Assuming a FIT rate of 252:
# of DRAMs Memory Size MTBF
32 4 MB 14.1 years
96 12 MB 4.7 years
160 20 MB 2.8 years
Assuming a FIT rate of 1000:
# of DRAMs Memory Size MTBF
32 4 MB 3.6 years
96 12 MB 1.2 years
160 20 MB 260 days
For most PC (memories < 12 MB) a single bit error should occur rarely
due to soft errors. The FIT rate really only measures errors due to
alpha particle radiation. There can be more soft errors caused by
power supply spikes, drop outs, etc. that have not been accounted for
here. This will cause the FIT rate to go up, reducing the MTBF. The
thing to realize here, is that parity will actually make the MTBF go
down. This is because more parts are added, more things can fail.
Parity does allow you to detect these errors, however.
Error detection and correction (EDAC) have been mentioned as an
alternative and these are used in many workstations (i.e. Sun). One of
the most popular parts is the Am29C660 and its predecessor Am2960.
This part uses a modified Hamming code to detect and correct single
bit errors and to detect double bit errors. It will in fact detect
many multi-bit errors and catastrophic failures such as all 0's or all
1's. The part appends 7 bits to a 32 bit word and 8 bits to a 64 bit
word (two parts are cascaded). For 32 bits the overhead is greater
than parity, 7 vs. 4, but at 64 bits you break even. Similar parts are
made by IDT and many workstation manufactures implement the same
function in gate arrays. The advantage of this scheme is that all
single bit errors are corrected. Also during refresh cycles, the EDAC
can scrub memory. This is done by reading one memory location and
correcting any single bit errors during each refresh cycle. By
appropriately partioning memory the entire memory can be scrub in a
short time and prevent the accumulation of double-bit errors.
To calculate the probability of two bit errors occurring, the birthday
paradox is used. This will give the probability of two single bit
errors occuring in the same memory word.

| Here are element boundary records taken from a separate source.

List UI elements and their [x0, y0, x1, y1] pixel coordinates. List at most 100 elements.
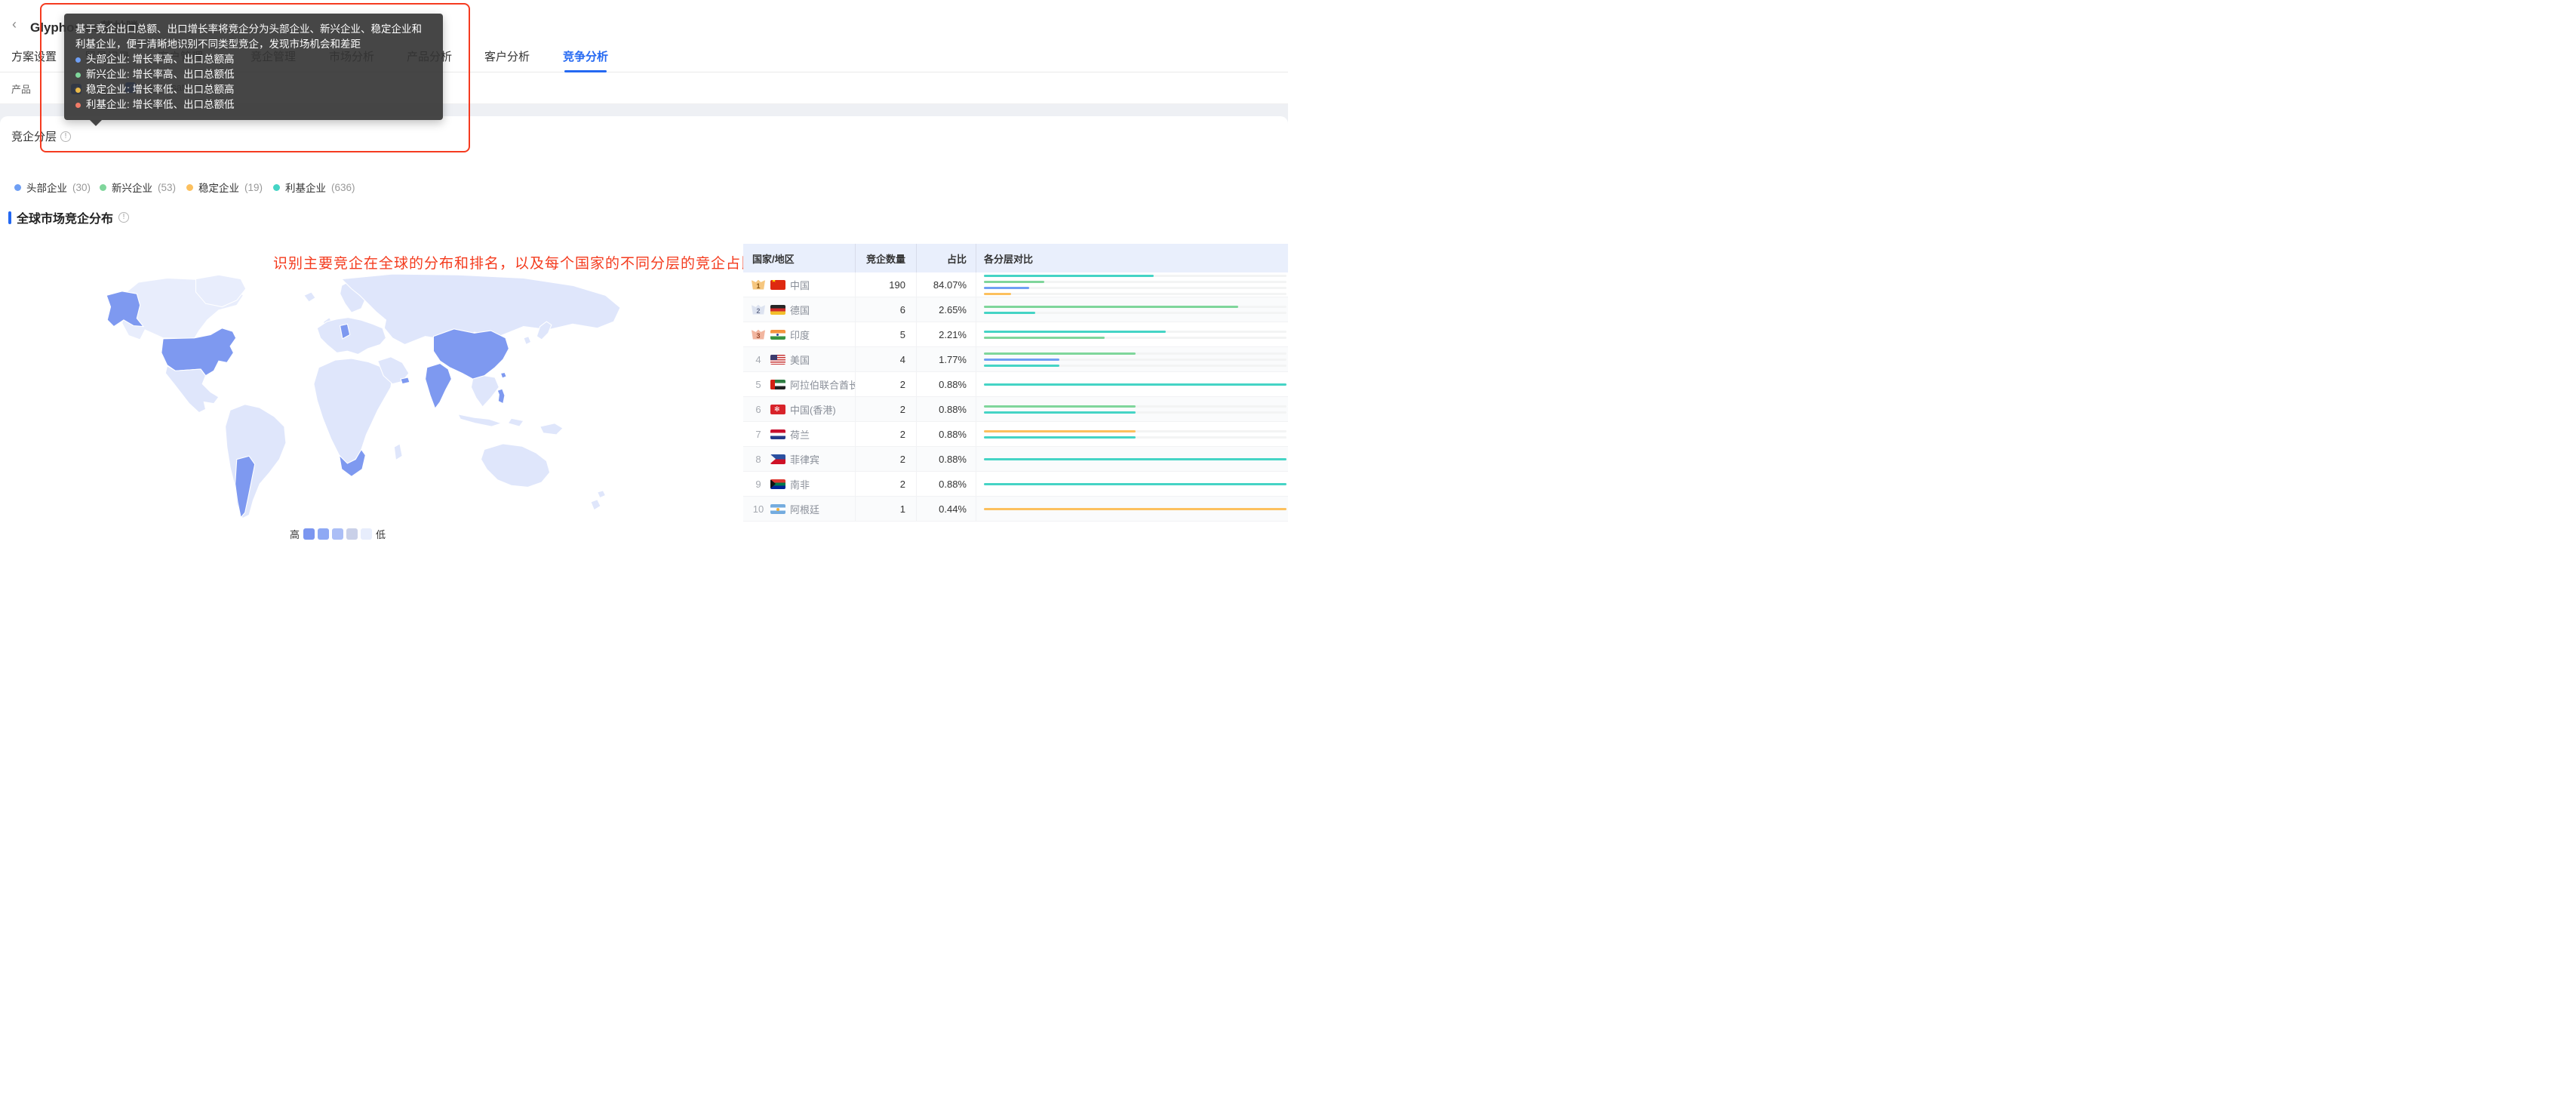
header-country: 国家/地区 [743, 244, 856, 272]
back-chevron-icon[interactable]: ‹ [12, 17, 17, 32]
ae-flag-icon [770, 379, 785, 389]
bar-track [984, 286, 1286, 289]
country-name: 德国 [790, 304, 810, 316]
info-icon[interactable]: ! [60, 131, 72, 142]
bar-track [984, 457, 1286, 460]
country-name: 阿拉伯联合酋长国 [790, 379, 855, 391]
header-competitor-count: 竞企数量 [856, 244, 917, 272]
tab-8[interactable]: 竞争分析 [563, 47, 608, 72]
stable-tier-bar [984, 429, 1136, 432]
crown-rank-icon: 1 [752, 279, 765, 290]
table-row[interactable]: 6 中国(香港) 20.88% [743, 397, 1288, 422]
country-cell: 1 中国 [743, 272, 856, 297]
map-indonesia [457, 414, 503, 427]
country-name: 南非 [790, 479, 810, 491]
country-cell: 10 阿根廷 [743, 497, 856, 521]
legend-item-2[interactable]: 新兴企业 (53) [100, 180, 176, 195]
table-row[interactable]: 3 印度 5 2.21% [743, 322, 1288, 347]
country-name: 中国(香港) [790, 404, 836, 416]
table-row[interactable]: 1 中国 19084.07% [743, 272, 1288, 297]
map-iceland [303, 291, 316, 303]
bar-track [984, 292, 1286, 295]
country-ranking-table: 国家/地区 竞企数量 占比 各分层对比 1中国19084.07%2德国62.65… [743, 244, 1288, 522]
tooltip-bullet-3: 稳定企业: 增长率低、出口总额高 [75, 82, 432, 97]
competitor-count-cell: 2 [856, 472, 917, 496]
tab-1[interactable]: 方案设置 [11, 47, 57, 72]
tier-explainer-tooltip: 基于竞企出口总额、出口增长率将竞企分为头部企业、新兴企业、稳定企业和利基企业，便… [64, 14, 443, 126]
emerging-tier-bar [984, 280, 1045, 283]
table-row[interactable]: 8 菲律宾 2 0.88% [743, 447, 1288, 472]
tab-7[interactable]: 客户分析 [484, 47, 530, 72]
nl-flag-icon [770, 429, 785, 439]
map-madagascar [393, 443, 403, 461]
table-row[interactable]: 10 阿根廷 1 0.44% [743, 497, 1288, 522]
bar-track [984, 336, 1286, 339]
us-flag-icon [770, 354, 785, 365]
niche-tier-bar [984, 383, 1286, 386]
niche-tier-bar [984, 436, 1136, 439]
emerging-tier-bar [984, 352, 1136, 355]
bar-track [984, 330, 1286, 333]
content-card: 竞企分层 ! 头部企业 (30) 新兴企业 (53) 稳定企业 (19) 利基企业 (… [0, 116, 1288, 552]
world-map[interactable] [101, 273, 643, 521]
table-row[interactable]: 2 德国 6 2.65% [743, 297, 1288, 322]
country-name: 中国 [790, 279, 810, 291]
country-name: 美国 [790, 354, 810, 366]
info-icon[interactable]: ! [118, 212, 130, 223]
rank-badge: 9 [751, 479, 766, 490]
map-south-america [225, 404, 287, 519]
map-new-guinea [539, 423, 564, 436]
country-cell: 6 中国(香港) [743, 397, 856, 421]
in-flag-icon [770, 329, 785, 340]
map-legend-high-label: 高 [290, 529, 300, 540]
share-cell: 0.88% [917, 447, 976, 471]
map-new-zealand-north [596, 490, 607, 499]
map-philippines [496, 388, 506, 405]
share-cell: 0.88% [917, 472, 976, 496]
competitor-count-cell: 6 [856, 297, 917, 322]
map-africa [313, 358, 393, 464]
rank-badge: 10 [751, 503, 766, 515]
legend-item-4[interactable]: 利基企业 (636) [273, 180, 355, 195]
country-cell: 7 荷兰 [743, 422, 856, 446]
competitor-analysis-page: ‹ Glyphosate草甘膦 方案设置贸易记录客户管理竞企管理市场分析产品分析… [0, 0, 1288, 552]
ar-flag-icon [770, 503, 785, 514]
tier-bars-cell [976, 497, 1288, 521]
cn-flag-icon [770, 279, 785, 290]
legend-item-3[interactable]: 稳定企业 (19) [186, 180, 263, 195]
map-europe [316, 317, 387, 356]
competitor-count-cell: 5 [856, 322, 917, 346]
tier-bars-cell [976, 472, 1288, 496]
rank-badge: 8 [751, 454, 766, 465]
table-row[interactable]: 5 阿拉伯联合酋长国20.88% [743, 372, 1288, 397]
country-cell: 3 印度 [743, 322, 856, 346]
rank-badge: 3 [751, 329, 766, 340]
tooltip-bullet-text: 利基企业: 增长率低、出口总额低 [86, 99, 235, 110]
tooltip-bullet-2: 新兴企业: 增长率高、出口总额低 [75, 67, 432, 82]
legend-dot-icon [14, 183, 21, 191]
legend-dot-icon [100, 183, 106, 191]
bar-track [984, 411, 1286, 414]
competitor-count-cell: 2 [856, 422, 917, 446]
share-cell: 1.77% [917, 347, 976, 371]
tooltip-bullet-4: 利基企业: 增长率低、出口总额低 [75, 97, 432, 112]
tier-bars-cell [976, 447, 1288, 471]
share-cell: 0.88% [917, 397, 976, 421]
competitor-count-cell: 2 [856, 397, 917, 421]
map-color-legend: 高 低 [290, 527, 386, 541]
bar-track [984, 405, 1286, 408]
map-legend-swatches [303, 528, 373, 540]
head-tier-bar [984, 358, 1060, 361]
table-row[interactable]: 9 南非 2 0.88% [743, 472, 1288, 497]
tooltip-bullet-text: 新兴企业: 增长率高、出口总额低 [86, 69, 235, 80]
country-cell: 5 阿拉伯联合酋长国 [743, 372, 856, 396]
table-row[interactable]: 7 荷兰 2 0.88% [743, 422, 1288, 447]
map-legend-low-label: 低 [376, 529, 386, 540]
legend-item-1[interactable]: 头部企业 (30) [14, 180, 91, 195]
table-header-row: 国家/地区 竞企数量 占比 各分层对比 [743, 244, 1288, 272]
map-legend-swatch-2 [318, 528, 330, 540]
table-row[interactable]: 4 美国 4 1.77% [743, 347, 1288, 372]
tooltip-bullet-text: 头部企业: 增长率高、出口总额高 [86, 54, 235, 65]
bar-track [984, 482, 1286, 485]
competitor-count-cell: 2 [856, 372, 917, 396]
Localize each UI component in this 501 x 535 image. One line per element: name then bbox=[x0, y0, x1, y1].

Assuming 32 bit words and 252
FITs:
# of DRAMs Memory Size MTBF
39 4 MB 14,907 years
117 12 MB 8,607 years
195 20 MB 6,667 years
For 1000 FITs
# of DRAMs Memory Size MTBF
39 4 MB 3,757 years
117 12 MB 2,168 years
195 20 MB 1,680 years
This increase is overstated since you have added extra circuitry and
devices that can cause other failures to occur. The expected total
system MTBF increase is 50 to 60 times the non-EDAC system. If
scrubbing is used, than this will be even higher.
What this also neglects is that may single bit errors can occur in
memory locations that are not used, or are not read before they are
written again. Therefore, the system may not detect all the parity
errors that occur.
I would expect that most 64 bit memories will have EDC circuits,
especially memories using DRAMs > 1Mb. Some PC companies have looked
at EDC, but found it too expensive to justify putting in the box.
I now must say that I worked for Advanced Micro Devices supporting the
Am29C660. I no longer am affiliated with them.
I hope this answers some of the questions about memory reliability.
Douglas Lee